La Métropole continue de développer des pistes cyclables temporaires à Marseille, pour encourager l’usage du vélo face à la crise sanitaire. Malgré « un retard à l’allumage », les associations de cyclistes estiment que ces aménagements vont dans le bon sens, et doivent être pérennisés.
Ce mercredi matin, Marine file à toute vitesse en remontant l’avenue du Prado sur son vélo : « J’habite du côté de Saint-Charles, et je travaille au rond-point du Prado », explique la trentenaire. « Je prends le métro d’habitude, mais avec l’épidémie, je préfère éviter les foules ». Elle a donc ressorti sa bicyclette du garage et profite de la nouvelle piste cyclable éphémère : « Ça roule hyper bien, et je me suis rendue compte que, de porte à porte, je mets le même temps qu’en métro ».
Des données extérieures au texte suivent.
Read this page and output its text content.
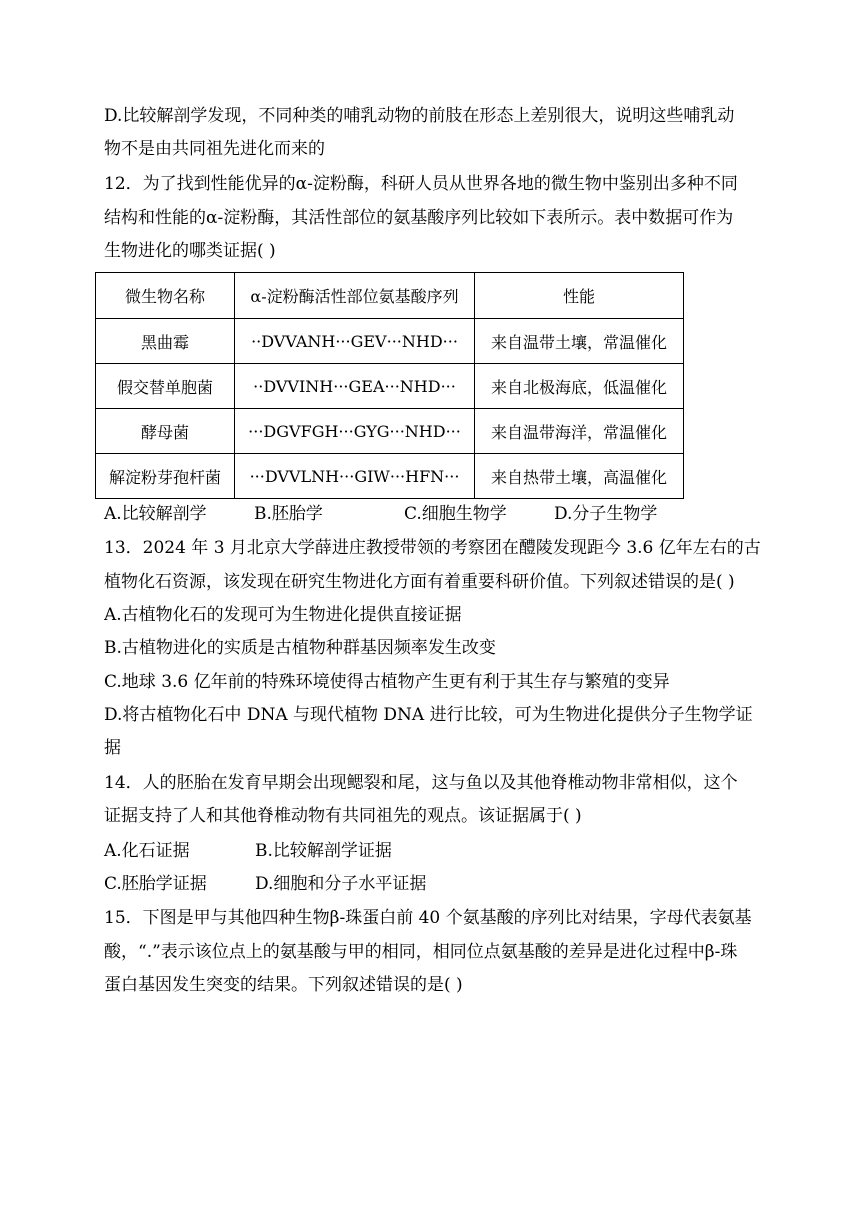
D.比较解剖学发现，不同种类的哺乳动物的前肢在形态上差别很大，说明这些哺乳动
物不是由共同祖先进化而来的
12．为了找到性能优异的α-淀粉酶，科研人员从世界各地的微生物中鉴别出多种不同
结构和性能的α-淀粉酶，其活性部位的氨基酸序列比较如下表所示。表中数据可作为
生物进化的哪类证据( )
微生物名称	α-淀粉酶活性部位氨基酸序列	性能
黑曲霉	··DVVANH···GEV···NHD···	来自温带土壤，常温催化
假交替单胞菌	··DVVINH···GEA···NHD···	来自北极海底，低温催化
酵母菌	···DGVFGH···GYG···NHD···	来自温带海洋，常温催化
解淀粉芽孢杆菌	···DVVLNH···GIW···HFN···	来自热带土壤，高温催化
A.比较解剖学	B.胚胎学	C.细胞生物学	D.分子生物学
13．2024 年 3 月北京大学薛进庄教授带领的考察团在醴陵发现距今 3.6 亿年左右的古
植物化石资源，该发现在研究生物进化方面有着重要科研价值。下列叙述错误的是( )
A.古植物化石的发现可为生物进化提供直接证据
B.古植物进化的实质是古植物种群基因频率发生改变
C.地球 3.6 亿年前的特殊环境使得古植物产生更有利于其生存与繁殖的变异
D.将古植物化石中 DNA 与现代植物 DNA 进行比较，可为生物进化提供分子生物学证
据
14．人的胚胎在发育早期会出现鳃裂和尾，这与鱼以及其他脊椎动物非常相似，这个
证据支持了人和其他脊椎动物有共同祖先的观点。该证据属于( )
A.化石证据	B.比较解剖学证据
C.胚胎学证据	D.细胞和分子水平证据
15．下图是甲与其他四种生物β-珠蛋白前 40 个氨基酸的序列比对结果，字母代表氨基
酸，“.”表示该位点上的氨基酸与甲的相同，相同位点氨基酸的差异是进化过程中β-珠
蛋白基因发生突变的结果。下列叙述错误的是( )
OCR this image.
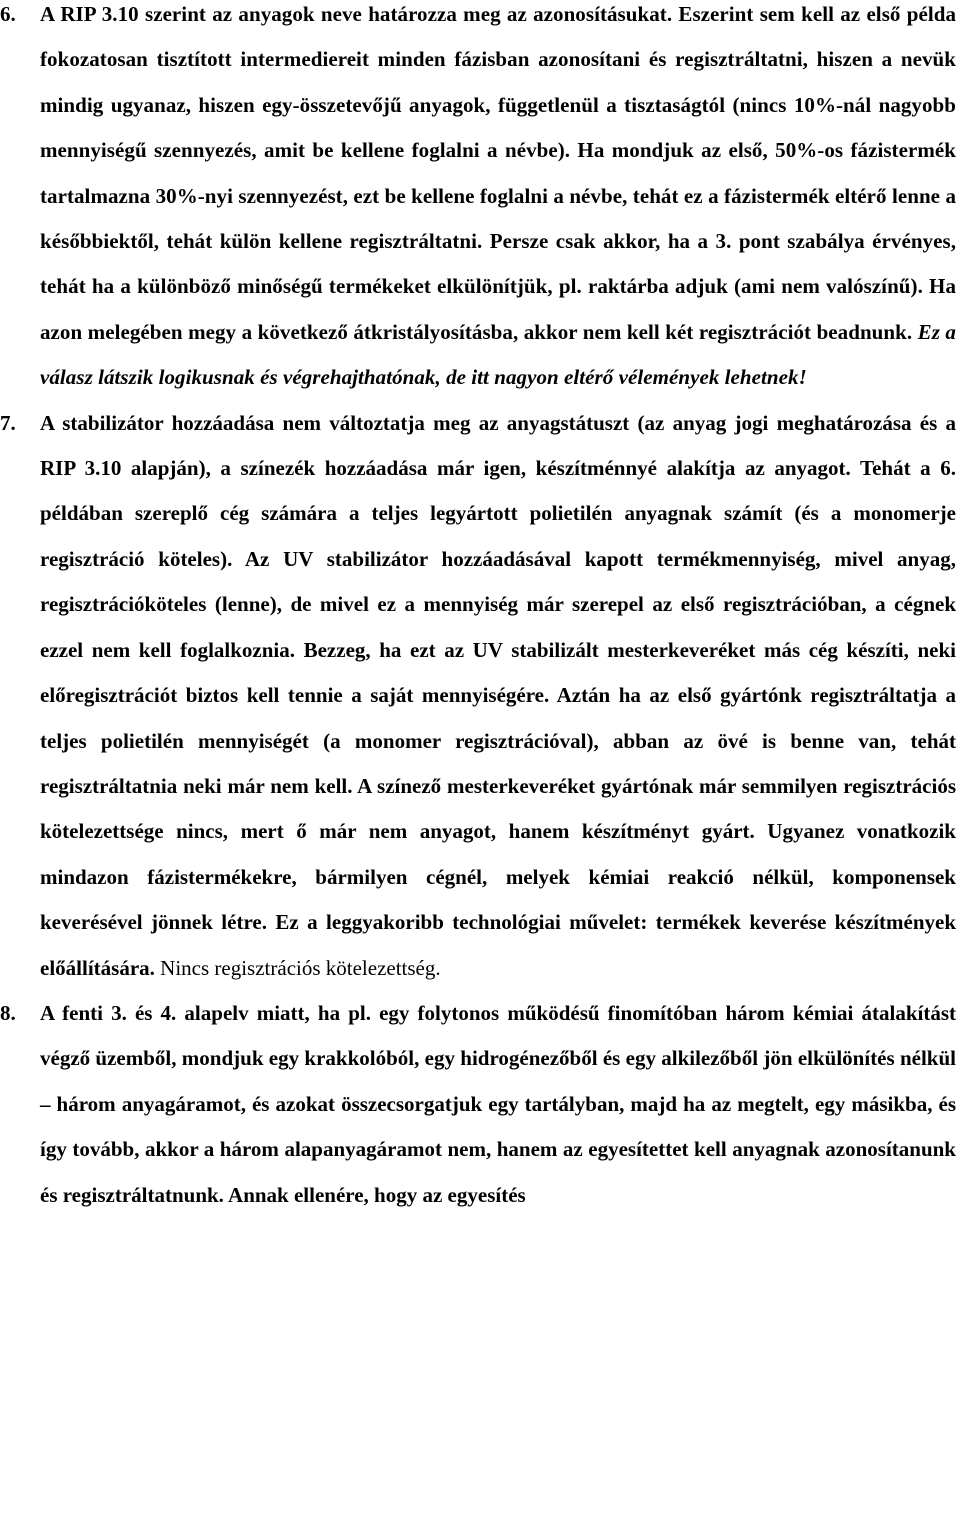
6. A RIP 3.10 szerint az anyagok neve határozza meg az azonosításukat. Eszerint sem kell az első példa fokozatosan tisztított intermediereit minden fázisban azonosítani és regisztráltatni, hiszen a nevük mindig ugyanaz, hiszen egy-összetevőjű anyagok, függetlenül a tisztaságtól (nincs 10%-nál nagyobb mennyiségű szennyezés, amit be kellene foglalni a névbe). Ha mondjuk az első, 50%-os fázistermék tartalmazna 30%-nyi szennyezést, ezt be kellene foglalni a névbe, tehát ez a fázistermék eltérő lenne a későbbiektől, tehát külön kellene regisztráltatni. Persze csak akkor, ha a 3. pont szabálya érvényes, tehát ha a különböző minőségű termékeket elkülönítjük, pl. raktárba adjuk (ami nem valószínű). Ha azon melegében megy a következő átkristályosításba, akkor nem kell két regisztrációt beadnunk. Ez a válasz látszik logikusnak és végrehajthatónak, de itt nagyon eltérő vélemények lehetnek!
7. A stabilizátor hozzáadása nem változtatja meg az anyagstátuszt (az anyag jogi meghatározása és a RIP 3.10 alapján), a színezék hozzáadása már igen, készítménnyé alakítja az anyagot. Tehát a 6. példában szereplő cég számára a teljes legyártott polietilén anyagnak számít (és a monomerje regisztráció köteles). Az UV stabilizátor hozzáadásával kapott termékmennyiség, mivel anyag, regisztrációköteles (lenne), de mivel ez a mennyiség már szerepel az első regisztrációban, a cégnek ezzel nem kell foglalkoznia. Bezzeg, ha ezt az UV stabilizált mesterkeveréket más cég készíti, neki előregisztrációt biztos kell tennie a saját mennyiségére. Aztán ha az első gyártónk regisztráltatja a teljes polietilén mennyiségét (a monomer regisztrációval), abban az övé is benne van, tehát regisztráltatnia neki már nem kell. A színező mesterkeveréket gyártónak már semmilyen regisztrációs kötelezettsége nincs, mert ő már nem anyagot, hanem készítményt gyárt. Ugyanez vonatkozik mindazon fázistermékekre, bármilyen cégnél, melyek kémiai reakció nélkül, komponensek keverésével jönnek létre. Ez a leggyakoribb technológiai művelet: termékek keverése készítmények előállítására. Nincs regisztrációs kötelezettség.
8. A fenti 3. és 4. alapelv miatt, ha pl. egy folytonos működésű finomítóban három kémiai átalakítást végző üzemből, mondjuk egy krakkolóból, egy hidrogénezőből és egy alkilezőből jön elkülönítés nélkül – három anyagáramot, és azokat összecsorgatjuk egy tartályban, majd ha az megtelt, egy másikba, és így tovább, akkor a három alapanyagáramot nem, hanem az egyesítettet kell anyagnak azonosítanunk és regisztráltatnunk. Annak ellenére, hogy az egyesítés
Baptisées « coronapistes » par certains, ces voies de circulation éphémères dédiées au vélo apparaissent petit à petit à Marseille, en grignotant sur les voies automobiles. Un dispositif d’urgence adopté par de nombreuses villes dans le monde en cette période d’épidémie, pour permettre la distanciation sociale dans les déplacements.
Paris, Nantes, Lille, Lyon, Bordeaux, Toulouse ou encore Dijon ont très vite activé cet « urbanisme tactique » en anticipation du déconfinement. Plus près de Marseille, Aix-en-Provence avait déployé 13 kilomètres de pistes cyclables le 11 mai, date de la fin du confinement*. Montpellier faisait également figure de bon élève avec 15 kilomètres de voies dédiées au vélo dès le 10 mai.
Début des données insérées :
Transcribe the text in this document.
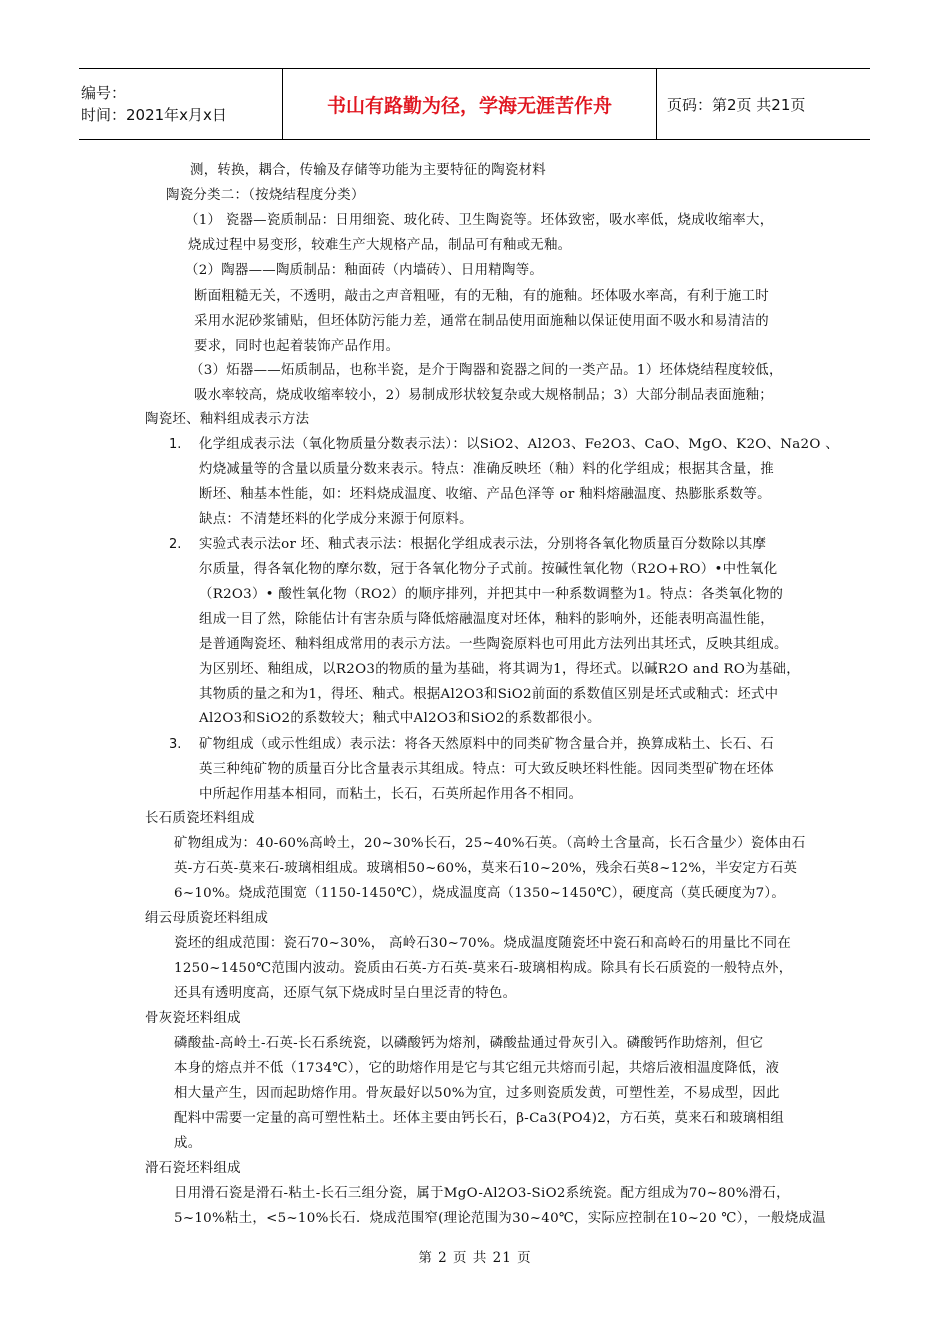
编号：
时间：2021年x月x日	书山有路勤为径，学海无涯苦作舟	页码：第2页 共21页
测，转换，耦合，传输及存储等功能为主要特征的陶瓷材料
陶瓷分类二：（按烧结程度分类）
（1） 瓷器—瓷质制品：日用细瓷、玻化砖、卫生陶瓷等。坯体致密，吸水率低，烧成收缩率大，
烧成过程中易变形，较难生产大规格产品，制品可有釉或无釉。
（2）陶器——陶质制品：釉面砖（内墙砖）、日用精陶等。
断面粗糙无关，不透明，敲击之声音粗哑，有的无釉，有的施釉。坯体吸水率高，有利于施工时
采用水泥砂浆铺贴，但坯体防污能力差，通常在制品使用面施釉以保证使用面不吸水和易清洁的
要求，同时也起着装饰产品作用。
（3）炻器——炻质制品，也称半瓷，是介于陶器和瓷器之间的一类产品。1）坯体烧结程度较低，
吸水率较高，烧成收缩率较小，2）易制成形状较复杂或大规格制品；3）大部分制品表面施釉；
陶瓷坯、釉料组成表示方法
1. 化学组成表示法（氧化物质量分数表示法）：以SiO2、Al2O3、Fe2O3、CaO、MgO、K2O、Na2O 、
灼烧减量等的含量以质量分数来表示。特点：准确反映坯（釉）料的化学组成；根据其含量，推
断坯、釉基本性能，如：坯料烧成温度、收缩、产品色泽等 or 釉料熔融温度、热膨胀系数等。
缺点：不清楚坯料的化学成分来源于何原料。
2. 实验式表示法or 坯、釉式表示法：根据化学组成表示法，分别将各氧化物质量百分数除以其摩
尔质量，得各氧化物的摩尔数，冠于各氧化物分子式前。按碱性氧化物（R2O+RO）•中性氧化
（R2O3）• 酸性氧化物（RO2）的顺序排列，并把其中一种系数调整为1。特点：各类氧化物的
组成一目了然，除能估计有害杂质与降低熔融温度对坯体，釉料的影响外，还能表明高温性能，
是普通陶瓷坯、釉料组成常用的表示方法。一些陶瓷原料也可用此方法列出其坯式，反映其组成。
为区别坯、釉组成，以R2O3的物质的量为基础，将其调为1，得坯式。以碱R2O and RO为基础，
其物质的量之和为1，得坯、釉式。根据Al2O3和SiO2前面的系数值区别是坯式或釉式：坯式中
Al2O3和SiO2的系数较大；釉式中Al2O3和SiO2的系数都很小。
3. 矿物组成（或示性组成）表示法：将各天然原料中的同类矿物含量合并，换算成粘土、长石、石
英三种纯矿物的质量百分比含量表示其组成。特点：可大致反映坯料性能。因同类型矿物在坯体
中所起作用基本相同，而粘土，长石，石英所起作用各不相同。
长石质瓷坯料组成
矿物组成为：40-60%高岭土，20~30%长石，25~40%石英。（高岭土含量高，长石含量少）瓷体由石
英-方石英-莫来石-玻璃相组成。玻璃相50~60%，莫来石10~20%，残余石英8~12%，半安定方石英
6~10%。烧成范围宽（1150-1450℃），烧成温度高（1350~1450℃），硬度高（莫氏硬度为7）。
绢云母质瓷坯料组成
瓷坯的组成范围：瓷石70~30%， 高岭石30~70%。烧成温度随瓷坯中瓷石和高岭石的用量比不同在
1250~1450℃范围内波动。瓷质由石英-方石英-莫来石-玻璃相构成。除具有长石质瓷的一般特点外，
还具有透明度高，还原气氛下烧成时呈白里泛青的特色。
骨灰瓷坯料组成
磷酸盐-高岭土-石英-长石系统瓷，以磷酸钙为熔剂，磷酸盐通过骨灰引入。磷酸钙作助熔剂，但它
本身的熔点并不低（1734℃），它的助熔作用是它与其它组元共熔而引起，共熔后液相温度降低，液
相大量产生，因而起助熔作用。骨灰最好以50%为宜，过多则瓷质发黄，可塑性差，不易成型，因此
配料中需要一定量的高可塑性粘土。坯体主要由钙长石，β-Ca3(PO4)2，方石英，莫来石和玻璃相组
成。
滑石瓷坯料组成
日用滑石瓷是滑石-粘土-长石三组分瓷，属于MgO-Al2O3-SiO2系统瓷。配方组成为70~80%滑石，
5~10%粘土，<5~10%长石．烧成范围窄(理论范围为30~40℃，实际应控制在10~20 ℃），一般烧成温
第 2 页 共 21 页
À Marseille : « retard à l’allumage »
Il aura fallu attendre la pression et les propositions de collectifs et associations, pour que la Métropole Aix-Marseille-Provence lance à trois jours du déconfinement un plan vélo d’urgence prévoyant « 9 kilomètres de pistes cyclables pour un investissement de 600 000 euros » (Montpellier annonce 145 000 € pour 15 km).
Une première phase d’aménagement, explique la collectivité, qui concerne « la Canebière, Prado 1, Michelet, Dames, Blancarde, rue d’Aix, boulevard de Paris et boulevard Baille ». Plus de 10 jours après le déconfinement, une partie de ces pistes est fonctionnelle. Les travaux débutent juste sur le boulevard Baille, et la rue d’Aix devrait suivre. Quant au boulevard des Dames, finalement, ses quatre voies resteront dédiées exclusivement aux automobiles selon les associations de cyclistes.
« Il y a eu un retard à l’allumage », estime Cyril Pimentel, coordinateur du collectif Vélos en ville, qui collabore avec la Métropole sur le projet. « C’était prévisible. On n’attend pas de la dernière ville de France en matière de vélos à être la première pour les « coronapistes »». Selon lui, ce départ tardif ne devrait pas être compensé par une cadence renforcée. Au contraire : « la livraison des neufs premiers kilomètres était annoncée fin mai. Mais ce ne sera pas le cas : le boulevard Michelet ne sera aménagé que le mois prochain ».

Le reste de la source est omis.